1. Why this program? Why Imperial?

While I already had some coding experience, I was largely self-taught and I wanted the opportunity to take a formal structured course to build a good foundation in computer science. I was doing a social science course for my undergraduate degree at the time, so this course seemed like the perfect match, given that they were willing to accept students from all academic fields. Imperial has an extremely strong reputation in science and technology, which I thought made it the perfect place to be doing a computer science degree!

2. What did you do before the program?

I was studying Human, Social and Political Science at Clare College, University of Cambridge.

3. What coding experience did you have when you started?

I first learnt how to code in secondary school, and I had been coding on and off since then. Some projects that I worked on including developing Flash games and making web apps. My most notable project was making a ticketing system for an event I was organising at university. However, most of my coding was self-taught, and I mainly learnt through searching online to solve specific problems so my level of understanding of various concepts was quite uneven. I wanted to get a more comprehensive understanding of programming and computer science, which was why I thought it would be a good idea to take a formal structured course.

4. What did you like best about the program?

The opportunity to perform serious research during our individual project. Before I started the program, I didn’t think that I would enjoy doing research very much. The individual project completely changed my opinions.
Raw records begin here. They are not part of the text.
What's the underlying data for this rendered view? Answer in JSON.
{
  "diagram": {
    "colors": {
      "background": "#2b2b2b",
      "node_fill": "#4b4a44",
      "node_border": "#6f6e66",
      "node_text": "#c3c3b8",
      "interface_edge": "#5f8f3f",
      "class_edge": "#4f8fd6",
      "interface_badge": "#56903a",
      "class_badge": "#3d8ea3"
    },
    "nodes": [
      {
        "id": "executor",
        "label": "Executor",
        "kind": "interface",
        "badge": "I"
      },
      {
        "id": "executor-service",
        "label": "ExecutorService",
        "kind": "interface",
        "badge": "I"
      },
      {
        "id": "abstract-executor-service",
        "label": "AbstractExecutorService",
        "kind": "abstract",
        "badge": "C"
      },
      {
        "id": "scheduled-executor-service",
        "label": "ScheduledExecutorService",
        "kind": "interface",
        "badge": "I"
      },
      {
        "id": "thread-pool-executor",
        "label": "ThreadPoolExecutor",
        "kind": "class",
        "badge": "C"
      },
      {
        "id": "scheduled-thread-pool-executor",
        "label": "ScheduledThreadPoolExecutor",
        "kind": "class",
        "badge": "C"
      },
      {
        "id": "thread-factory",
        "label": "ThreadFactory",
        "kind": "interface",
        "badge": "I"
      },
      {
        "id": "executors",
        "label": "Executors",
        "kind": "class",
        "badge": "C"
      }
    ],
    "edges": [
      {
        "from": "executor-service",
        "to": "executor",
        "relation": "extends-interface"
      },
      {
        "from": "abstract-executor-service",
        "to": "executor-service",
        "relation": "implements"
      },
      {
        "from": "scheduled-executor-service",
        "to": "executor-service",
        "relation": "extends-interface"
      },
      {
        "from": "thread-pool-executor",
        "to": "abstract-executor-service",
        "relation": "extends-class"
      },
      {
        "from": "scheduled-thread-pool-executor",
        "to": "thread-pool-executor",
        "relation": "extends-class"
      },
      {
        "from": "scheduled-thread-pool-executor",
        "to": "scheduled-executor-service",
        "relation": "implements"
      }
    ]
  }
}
I had the opportunity to work with an unconventional image sensor and develop a method and program that enabled us to use it to perform digit recognition; this was something which had not been done on that sensor up to that point! I was very fortunate to have had extremely dedicated and passionate supervisors (Paul Kelly and Sajad Saeedi) who helped me learn about what it means to do computer science research.

5. What did you find most challenging about the program?

I personally found getting used to the math notation and terminology the most challenging part of the program. Coming from a social science background (rather than a science or engineering background), I was not used to seeing concepts expressed in a mathematical way. For example, instead of saying do something x times, the lecture slides would have it written as a summation. It ultimately got better with time, effort and helpful friends, and I am now much more comfortable around math notation!

I think it’s important to remember that everyone on this program will have different strengths depending on their background; while I didn’t have much experience on the mathematics side, I definitely had more coding experience than some of the scientists and mathematicians! The main thing is not to be intimidated, and just learn what you need to learn along the way!

6. What did you learn or do that you are most proud of?

I am most proud of the research that I had the opportunity to do which is now in the process of being published!

7. What was your ideal next step as the program was completing and what are you doing now?

I have returned to Singapore to complete my national service. I am currently doing software development as part of my role in the Singapore Army.

8. Anything else you would like to tell people who are considering this program?

Don’t be intimidated by the program! When they say that the program is suitable for students from all undergraduate subject fields, they really mean it. There were a significant number of us who were from Arts backgrounds like Law, Political Science and so on, as well as those who had never done any coding before starting the course. Nonetheless, by the end of the first few weeks, we were all at pretty much the same level because they do a really good job of making sure that everyone quickly develops a strong foundation.